/TonEKYC

Vietnamese identity card reader

Primary LanguagePython

TonEKYC: Vietnamese identity card reader

TODOs

  • Use graph convolutional neural network for KIE
  • Card alignment by deep models
  • OCR and extract information based on rules
  • Card alignment based on traditional digital image processing

Instant usage

Prerequisite

  • python 3.9 or higher
  • Ubuntu 18 or higher

To extract information from an image of identity card, just run the script below

python3 main.py --image [path/to/image] 

if you want to dump the results into json or csv file, just add argument --savejson and --savecsv into the script, respectively.

Card alignment

Key-Information extractor requires an aligned card. Some traditional digital image processing methods are applied to perspective transform raw images. Alignment is integrated into the given pipeline.

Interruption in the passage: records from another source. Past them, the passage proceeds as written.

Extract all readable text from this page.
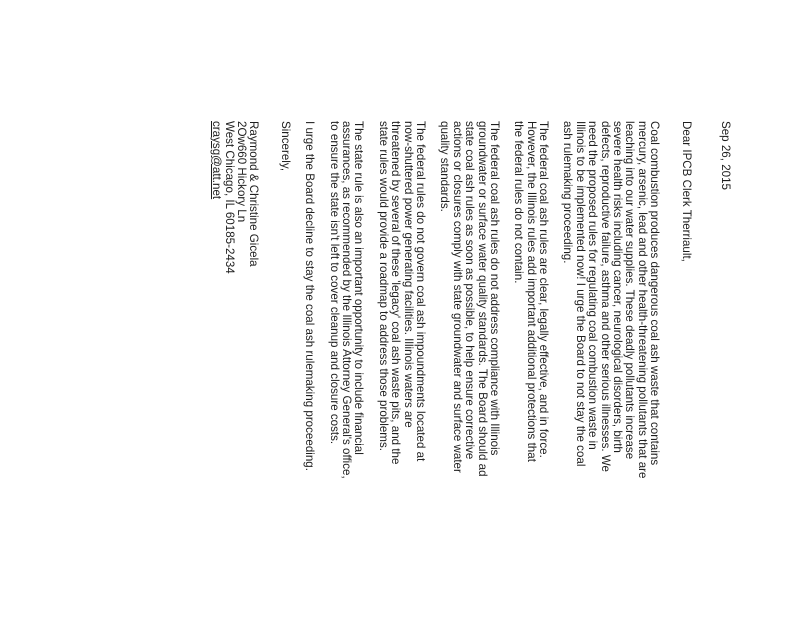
Sep 26, 2015
Dear IPCB Clerk Therriault,
Coal combustion produces dangerous coal ash waste that contains
mercury, arsenic, lead and other health-threatening pollutants that are
leaching into our water supplies. These deadly pollutants increase
severe health risks including cancer, neurological disorders, birth
defects, reproductive failure, asthma and other serious illnesses. We
need the proposed rules for regulating coal combustion waste in
Illinois to be implemented now! I urge the Board to not stay the coal
ash rulemaking proceeding.
The federal coal ash rules are clear, legally effective, and in force.
However, the Illinois rules add important additional protections that
the federal rules do not contain.
The federal coal ash rules do not address compliance with Illinois
groundwater or surface water quality standards. The Board should ad
state coal ash rules as soon as possible, to help ensure corrective
actions or closures comply with state groundwater and surface water
quality standards.
The federal rules do not govern coal ash impoundments located at
now-shuttered power generating facilities. Illinois waters are
threatened by several of these 'legacy' coal ash waste pits, and the
state rules would provide a roadmap to address those problems.
The state rule is also an important opportunity to include financial
assurances, as recommended by the Illinois Attorney General's office,
to ensure the state isn't left to cover cleanup and closure costs.
I urge the Board decline to stay the coal ash rulemaking proceeding.
Sincerely,
Raymond & Christine Gicela
2Ow660 Hickory Ln
West Chicago, IL 60185-2434
craysg@att.net
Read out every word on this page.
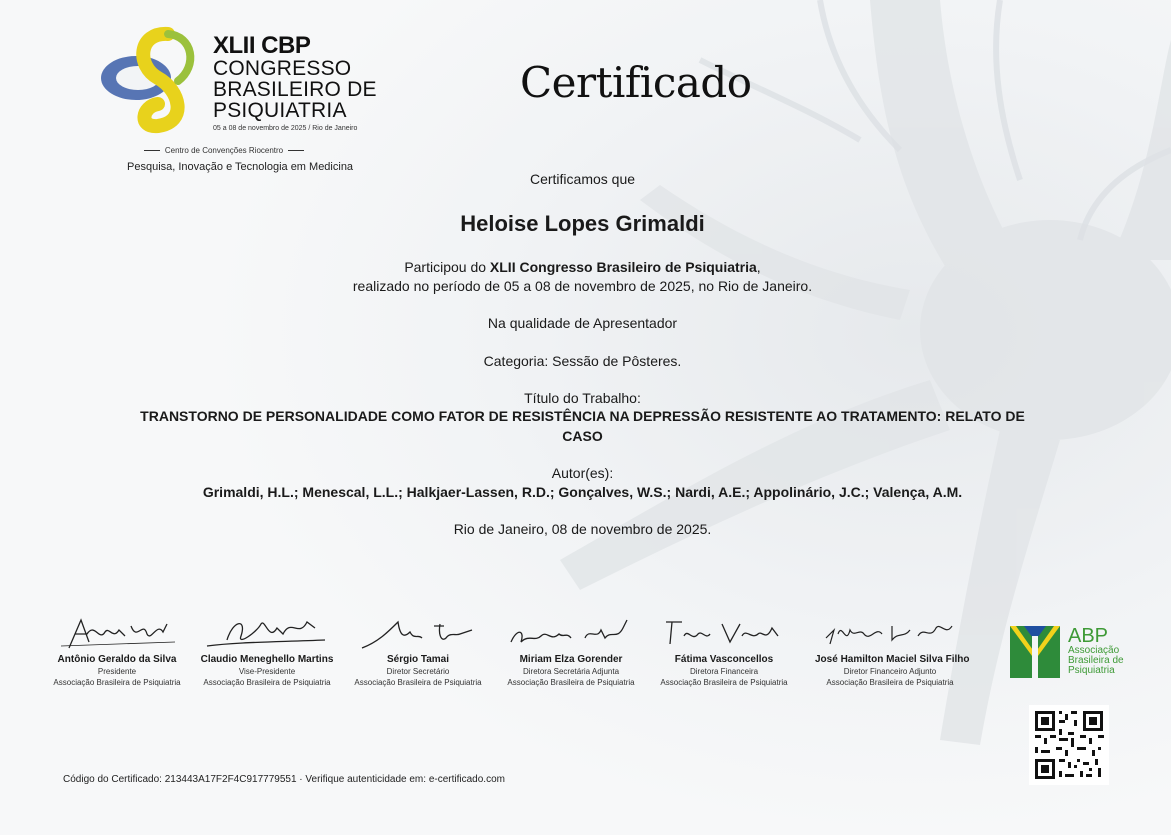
XLII CBP
CONGRESSO
BRASILEIRO DE
PSIQUIATRIA
05 a 08 de novembro de 2025 / Rio de Janeiro
Centro de Convenções Riocentro
Pesquisa, Inovação e Tecnologia em Medicina
Certificado
Certificamos que
Heloise Lopes Grimaldi
Participou do XLII Congresso Brasileiro de Psiquiatria,
realizado no período de 05 a 08 de novembro de 2025, no Rio de Janeiro.
Na qualidade de Apresentador
Categoria: Sessão de Pôsteres.
Título do Trabalho:
TRANSTORNO DE PERSONALIDADE COMO FATOR DE RESISTÊNCIA NA DEPRESSÃO RESISTENTE AO TRATAMENTO: RELATO DE
CASO
Autor(es):
Grimaldi, H.L.; Menescal, L.L.; Halkjaer-Lassen, R.D.; Gonçalves, W.S.; Nardi, A.E.; Appolinário, J.C.; Valença, A.M.
Rio de Janeiro, 08 de novembro de 2025.
Antônio Geraldo da Silva
Presidente
Associação Brasileira de Psiquiatria
Claudio Meneghello Martins
Vise-Presidente
Associação Brasileira de Psiquiatria
Sérgio Tamai
Diretor Secretário
Associação Brasileira de Psiquiatria
Miriam Elza Gorender
Diretora Secretária Adjunta
Associação Brasileira de Psiquiatria
Fátima Vasconcellos
Diretora Financeira
Associação Brasileira de Psiquiatria
José Hamilton Maciel Silva Filho
Diretor Financeiro Adjunto
Associação Brasileira de Psiquiatria
ABP
Associação
Brasileira de
Psiquiatria
Código do Certificado: 213443A17F2F4C917779551 · Verifique autenticidade em: e-certificado.com
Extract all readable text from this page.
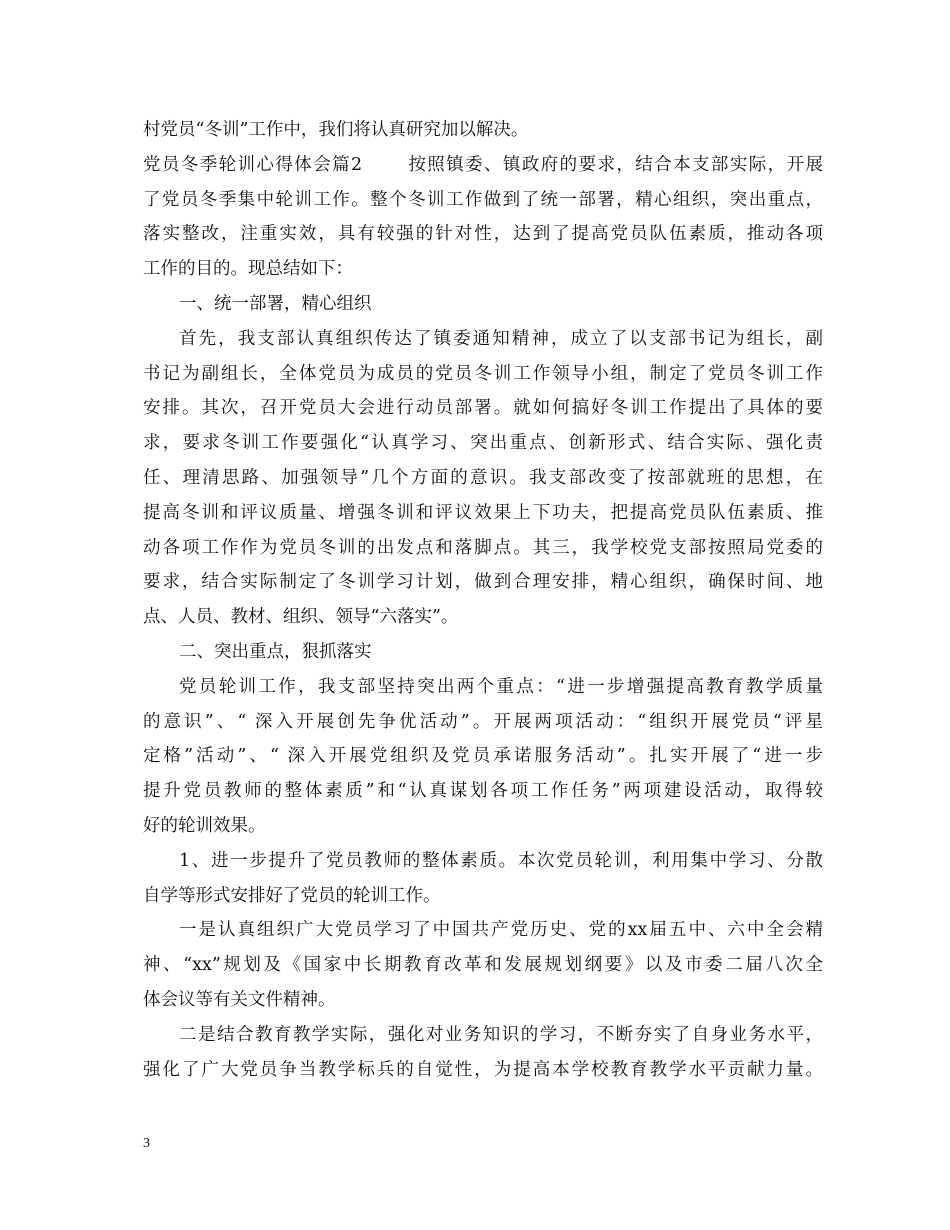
村党员“冬训”工作中，我们将认真研究加以解决。
党员冬季轮训心得体会篇2　　 按照镇委、镇政府的要求，结合本支部实际，开展
了党员冬季集中轮训工作。整个冬训工作做到了统一部署，精心组织，突出重点，
落实整改，注重实效，具有较强的针对性，达到了提高党员队伍素质，推动各项
工作的目的。现总结如下：
一、统一部署，精心组织
首先，我支部认真组织传达了镇委通知精神，成立了以支部书记为组长，副
书记为副组长，全体党员为成员的党员冬训工作领导小组，制定了党员冬训工作
安排。其次，召开党员大会进行动员部署。就如何搞好冬训工作提出了具体的要
求，要求冬训工作要强化“认真学习、突出重点、创新形式、结合实际、强化责
任、理清思路、加强领导”几个方面的意识。我支部改变了按部就班的思想，在
提高冬训和评议质量、增强冬训和评议效果上下功夫，把提高党员队伍素质、推
动各项工作作为党员冬训的出发点和落脚点。其三，我学校党支部按照局党委的
要求，结合实际制定了冬训学习计划，做到合理安排，精心组织，确保时间、地
点、人员、教材、组织、领导“六落实”。
二、突出重点，狠抓落实
党员轮训工作，我支部坚持突出两个重点：“进一步增强提高教育教学质量
的意识”、“ 深入开展创先争优活动”。开展两项活动：“组织开展党员“评星
定格”活动”、“ 深入开展党组织及党员承诺服务活动”。扎实开展了“进一步
提升党员教师的整体素质”和“认真谋划各项工作任务”两项建设活动，取得较
好的轮训效果。
1、进一步提升了党员教师的整体素质。本次党员轮训，利用集中学习、分散
自学等形式安排好了党员的轮训工作。
一是认真组织广大党员学习了中国共产党历史、党的xx届五中、六中全会精
神、“xx”规划及《国家中长期教育改革和发展规划纲要》以及市委二届八次全
体会议等有关文件精神。
二是结合教育教学实际，强化对业务知识的学习，不断夯实了自身业务水平，
强化了广大党员争当教学标兵的自觉性，为提高本学校教育教学水平贡献力量。
3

Disclaiming: The card alignment process is still quite silly and naive because I'm researching deep models to perform it. Therefore, I have used Dlib and Haar face detection model and an edge detector to do it instead, it is better to choose a rotation angle of less than 30 degrees and the card should be put on a dark background.

Text detection and OCR

The OCR comes from the EasyOCR, which is a vigorous OCR library supporting variety languages such as Vietnamese.

Due to time limitation, I have just used rulebase method to extract the information. Naturally, it can't cover all situation so I'm researching some methods based on Graph Neural Network for the KIE problems.